Animatrice : Corinne
Nous débutons notre rencontre par une
méditation de visualisation suivie par le chant du Notre Père.
Aurélie relate l’accident de bicyclette de
Marion, sa sœur, survenu une semaine plus tôt. Lorsqu’elle l’a vue avec le
menton ouvert, le cou maculé de sang, Aurélie a été submergée par les
émotions. Elle pensait à la douleur que Marion pouvait ressentir. Elle avait
de l’amour et de la peur en même temps. Elle était angoissée de la laisser
seule pour aller prévenir ses parents.
Paul évoque la tristesse et la peur qu’il a
ressenties quand sa sœur Claire s’est faite opérée.
Comment se fait-il que l’on ressent des
émotions dans ces moments-là ? La vue de la souffrance d’autrui nous
rappelle à la chance que l’on a de ne pas être touché, nous dit Marion.
Nous envisageons trois cas pour essayer de
comprendre l’impact émotionnel des évènements :
- 1er cas : nous savons qu’une tornade est
passée sur le Japon mais nous n’avons pas vu d’images de l’évènement. Les
enfants pensent qu’ils ne ressentiraient pas d’émotions fortes car, dans ce
cas là, ils ne se rendraient pas vraiment compte des dégâts et de la
souffrance des habitants.
- 2ème cas : nous savons qu’une tornade est
passée sur le Japon et nous avons vu des images à la télévision. Quand on
regarde ces images, on « se met » dans la situation, on se met à la place de
ceux qui sont là-bas. On peut être ému en pensant à ceux que l’on connaît et
qui habitent là-bas.
- 3ème cas : nous sommes présents au Japon et
une tornade survient. A ce moment-là, on a peur de mourir soi-même.

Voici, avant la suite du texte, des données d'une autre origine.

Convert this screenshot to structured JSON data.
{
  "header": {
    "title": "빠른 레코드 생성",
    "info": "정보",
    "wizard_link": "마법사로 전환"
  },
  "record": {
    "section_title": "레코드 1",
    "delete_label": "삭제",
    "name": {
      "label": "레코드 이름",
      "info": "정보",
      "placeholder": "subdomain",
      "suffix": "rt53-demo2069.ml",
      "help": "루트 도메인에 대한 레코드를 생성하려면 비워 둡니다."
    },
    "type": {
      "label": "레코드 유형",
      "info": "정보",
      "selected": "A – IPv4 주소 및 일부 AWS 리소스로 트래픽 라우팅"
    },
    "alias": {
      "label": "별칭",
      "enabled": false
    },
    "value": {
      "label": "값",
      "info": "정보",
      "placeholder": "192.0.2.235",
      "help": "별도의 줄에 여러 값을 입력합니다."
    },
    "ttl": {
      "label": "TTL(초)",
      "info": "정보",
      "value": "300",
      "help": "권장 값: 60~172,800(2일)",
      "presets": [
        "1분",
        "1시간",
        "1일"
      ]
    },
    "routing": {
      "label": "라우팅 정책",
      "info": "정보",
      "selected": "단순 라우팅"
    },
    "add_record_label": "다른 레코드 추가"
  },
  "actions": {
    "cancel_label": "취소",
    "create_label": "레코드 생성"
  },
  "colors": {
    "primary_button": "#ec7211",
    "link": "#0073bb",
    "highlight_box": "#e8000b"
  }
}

Nous comprenons que notre émotion dépend de
la proximité que nous avons avec les personnes qui vivent l’évènement. Les
images ou la vue directe d’une personne qui vit un évènement douloureux
suscite des émotions en nous car nous nous imaginons être à sa place.
Devant les réactions de dégoût à l’évocation
du sang, nous nous interrogeons sur les raisons de cette répulsion. Pourquoi
a-t-on peur du sang ?
- parce qu’on a peur de se vider de tout son
sang.
- parce qu’on a peur de mourir.
Ce n’est pas tant le sang que l’idée de mort
qui est derrière qui nous fait peur.
Lorsqu’un de nos proches est hospitalisé, on
a peur pour lui ; ou plutôt, on a peur de le voir souffrir ou mourir et de
ne plus pouvoir avoir de relation avec lui. Nous avons peur de la rupture
affective.
Demandons-nous si, dans ces cas-là, notre
attitude relève de la véritable compassion qui s’exprime en amour et oubli
de soi.
Avant de clôturer la rencontre, Paul nous
parle de sa difficulté à vaincre ses colères. Il écoute le chant du Notre
Père et les paraboles des évangiles et cela l’aide à surmonter son petit
moi.
Nous clôturons la rencontre par une courte
méditation et le chant du Notre Père.